Misschien zal het noodig zijn, om later de porties wat te vergrooten, omdat de vele te vullen mondjes veel voedsel vragen. Dat kan men dan zonder bezwaar doen, doch vooral, géén vetvoederen van de volken.

Sommige imkers noemen dit wel eens speculatieve voedering, doch deze naam — dien we van vroeger hebben overgehouden — moeten we maar zoo spoedig mogelijk uit ons imkerswoordenboek schrappen.
Drijfvoederen doet echter ieder imker, die vroeg sterke volken wil hebben om aan alle oogsten te kunnen deelnemen.
Vooral de korfimker zal tot dit prachtmiddel zijn toevlucht nemen om zijn zwermen op tijd te doen afkomen.

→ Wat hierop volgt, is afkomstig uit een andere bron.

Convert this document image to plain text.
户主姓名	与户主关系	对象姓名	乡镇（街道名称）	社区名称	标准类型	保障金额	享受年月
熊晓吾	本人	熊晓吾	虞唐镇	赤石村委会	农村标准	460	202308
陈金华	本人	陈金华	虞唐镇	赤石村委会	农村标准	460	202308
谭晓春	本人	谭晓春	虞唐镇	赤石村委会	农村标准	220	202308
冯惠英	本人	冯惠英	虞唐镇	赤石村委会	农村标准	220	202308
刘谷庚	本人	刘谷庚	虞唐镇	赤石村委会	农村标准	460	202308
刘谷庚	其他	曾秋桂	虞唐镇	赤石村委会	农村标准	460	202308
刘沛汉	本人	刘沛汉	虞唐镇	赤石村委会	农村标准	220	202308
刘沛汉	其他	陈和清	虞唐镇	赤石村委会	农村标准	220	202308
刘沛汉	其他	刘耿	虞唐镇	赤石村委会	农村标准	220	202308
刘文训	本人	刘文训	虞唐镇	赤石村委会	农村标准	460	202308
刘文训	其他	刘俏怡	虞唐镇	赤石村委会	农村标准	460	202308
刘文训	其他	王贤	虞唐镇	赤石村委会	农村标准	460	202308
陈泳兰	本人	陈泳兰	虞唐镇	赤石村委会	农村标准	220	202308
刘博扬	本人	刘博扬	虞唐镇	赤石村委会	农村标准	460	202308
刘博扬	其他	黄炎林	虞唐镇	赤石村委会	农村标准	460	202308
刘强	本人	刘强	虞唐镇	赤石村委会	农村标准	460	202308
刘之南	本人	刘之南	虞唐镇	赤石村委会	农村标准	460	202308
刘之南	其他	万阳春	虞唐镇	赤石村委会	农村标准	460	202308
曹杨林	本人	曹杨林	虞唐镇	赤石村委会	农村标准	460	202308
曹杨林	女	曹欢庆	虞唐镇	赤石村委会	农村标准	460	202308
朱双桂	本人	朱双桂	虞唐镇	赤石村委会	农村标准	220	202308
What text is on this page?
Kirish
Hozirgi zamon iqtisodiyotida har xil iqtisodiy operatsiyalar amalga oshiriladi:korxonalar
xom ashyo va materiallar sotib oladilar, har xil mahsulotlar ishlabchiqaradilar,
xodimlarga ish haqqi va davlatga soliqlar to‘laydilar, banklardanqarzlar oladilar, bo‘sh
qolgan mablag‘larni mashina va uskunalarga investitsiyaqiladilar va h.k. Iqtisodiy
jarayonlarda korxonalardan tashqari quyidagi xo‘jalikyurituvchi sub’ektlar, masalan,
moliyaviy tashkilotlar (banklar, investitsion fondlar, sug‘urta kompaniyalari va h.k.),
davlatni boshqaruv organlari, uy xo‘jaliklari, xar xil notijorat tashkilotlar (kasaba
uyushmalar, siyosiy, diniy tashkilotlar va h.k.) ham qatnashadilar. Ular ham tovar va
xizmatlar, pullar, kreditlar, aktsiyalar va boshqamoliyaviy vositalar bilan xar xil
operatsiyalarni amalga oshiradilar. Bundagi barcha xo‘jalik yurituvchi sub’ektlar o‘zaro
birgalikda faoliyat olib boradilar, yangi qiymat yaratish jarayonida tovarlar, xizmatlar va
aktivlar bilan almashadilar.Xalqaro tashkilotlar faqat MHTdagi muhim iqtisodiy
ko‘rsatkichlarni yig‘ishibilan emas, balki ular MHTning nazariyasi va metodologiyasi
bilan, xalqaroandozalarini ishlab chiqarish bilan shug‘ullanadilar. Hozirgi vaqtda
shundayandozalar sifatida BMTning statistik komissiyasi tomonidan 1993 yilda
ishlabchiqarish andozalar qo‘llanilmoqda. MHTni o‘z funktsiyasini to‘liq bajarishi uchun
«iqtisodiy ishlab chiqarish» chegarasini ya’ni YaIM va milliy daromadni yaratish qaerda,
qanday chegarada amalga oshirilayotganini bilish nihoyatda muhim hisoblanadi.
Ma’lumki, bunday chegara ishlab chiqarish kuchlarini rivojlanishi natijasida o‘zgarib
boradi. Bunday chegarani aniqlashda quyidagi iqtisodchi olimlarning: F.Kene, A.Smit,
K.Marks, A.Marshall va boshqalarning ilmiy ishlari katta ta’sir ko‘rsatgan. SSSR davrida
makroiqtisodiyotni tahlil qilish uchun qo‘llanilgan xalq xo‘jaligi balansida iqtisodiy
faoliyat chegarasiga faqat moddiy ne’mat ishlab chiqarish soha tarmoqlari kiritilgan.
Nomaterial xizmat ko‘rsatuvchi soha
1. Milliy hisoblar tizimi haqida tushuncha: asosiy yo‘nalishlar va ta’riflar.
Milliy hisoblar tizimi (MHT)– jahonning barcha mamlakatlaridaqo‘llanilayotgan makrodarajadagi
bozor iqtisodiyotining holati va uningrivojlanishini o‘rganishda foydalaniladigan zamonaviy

Kan hij het zoover sturen, dat de zwermen in het eind dezer maand komen, of uiterlijk begin Juni, dan is hij een stuk vooruit bij andere korfimkers, die soms nog in Juli met zwermen komen aansukkelen. Een oud rijmpje zegt immers: "een zwerm in Mei een voer hooi, een zwerm in Juni een vet hoen, doch een zwerm in Juli een kippeveer".
Niemand onzer zal hier een dwaze keus doen en daarom zetten we het drijfvoederen — behoudens dracht — voort, totdat de zwerm is afgevlogen.
Dit heeft soms nogal wat voeten in de aarde, vooral als de korf wat klein is en het volk nog niet op het hoogtepunt van zijn ontwikkeling. Dan hangen trossen bijen op en over de korven heen — de imker zegt, dat hij baard maakt — en er wordt door die anders zoo ijverige diertjes erbarmelijk geluierd.
Maar dat is niet hun schuld, doch dien van den imker, die niet gezorgd heeft, dat de korf tijdig wat grooter gemaakt werd door er een rand onder te krammen.

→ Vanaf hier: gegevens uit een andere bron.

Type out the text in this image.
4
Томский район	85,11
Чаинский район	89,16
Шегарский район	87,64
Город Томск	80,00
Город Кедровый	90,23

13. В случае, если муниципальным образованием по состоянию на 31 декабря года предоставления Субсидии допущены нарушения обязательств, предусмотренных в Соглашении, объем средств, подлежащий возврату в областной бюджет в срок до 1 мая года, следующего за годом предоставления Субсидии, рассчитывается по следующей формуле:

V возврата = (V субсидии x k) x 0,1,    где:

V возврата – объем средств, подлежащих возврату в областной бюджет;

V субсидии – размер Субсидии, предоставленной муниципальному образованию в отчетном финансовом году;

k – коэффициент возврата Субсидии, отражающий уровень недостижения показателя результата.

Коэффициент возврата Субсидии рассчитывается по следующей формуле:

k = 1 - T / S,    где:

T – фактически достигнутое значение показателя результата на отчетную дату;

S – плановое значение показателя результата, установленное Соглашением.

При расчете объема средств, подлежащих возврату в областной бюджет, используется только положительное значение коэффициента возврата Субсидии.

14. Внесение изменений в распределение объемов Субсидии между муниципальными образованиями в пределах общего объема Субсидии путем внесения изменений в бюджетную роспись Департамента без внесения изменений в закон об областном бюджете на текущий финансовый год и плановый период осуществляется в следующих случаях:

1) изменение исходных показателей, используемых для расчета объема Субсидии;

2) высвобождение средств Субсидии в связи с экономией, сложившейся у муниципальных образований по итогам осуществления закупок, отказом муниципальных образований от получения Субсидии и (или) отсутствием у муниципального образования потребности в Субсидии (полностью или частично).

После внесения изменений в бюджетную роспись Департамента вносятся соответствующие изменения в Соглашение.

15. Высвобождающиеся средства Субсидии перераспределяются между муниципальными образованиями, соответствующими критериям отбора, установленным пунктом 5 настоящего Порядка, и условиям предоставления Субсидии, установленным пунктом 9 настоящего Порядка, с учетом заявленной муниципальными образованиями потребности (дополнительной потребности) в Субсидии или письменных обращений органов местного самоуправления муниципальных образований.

Wil men dat niet doen, doch de zwerm er hoe eer hoe liever afhebben, voeder dan een dergelijk volk eens met wat warmen honig ('s avonds) b.v. honig waarin zich nog heel wat stuifmeel bevindt (zgn. stamphonig) óf klop eens een ei met wat honig en wat melk tot een vloeibaar geheel en geef elk volk eens iederen dag één enkelen eetlepel van dat mengsel, b.v. door deze vloeistof over het volk heen te strooien. De zwerm wil er dan wel af!

Wie zich den zwermtijd wil bekorten maakt tevens zijne volken ongeveer gelijk sterk. Dit kan door omzetten en omvoederen. Omzetten is gevaarlijker, omvoederen ook uit ander oogpunt wenschelijker.

Wil men omzetten, dan doet men dit omstreeks het middaguur. Een sterk volk tegen een minder sterk. Maar er moet dan dracht zijn en goed vliegweer!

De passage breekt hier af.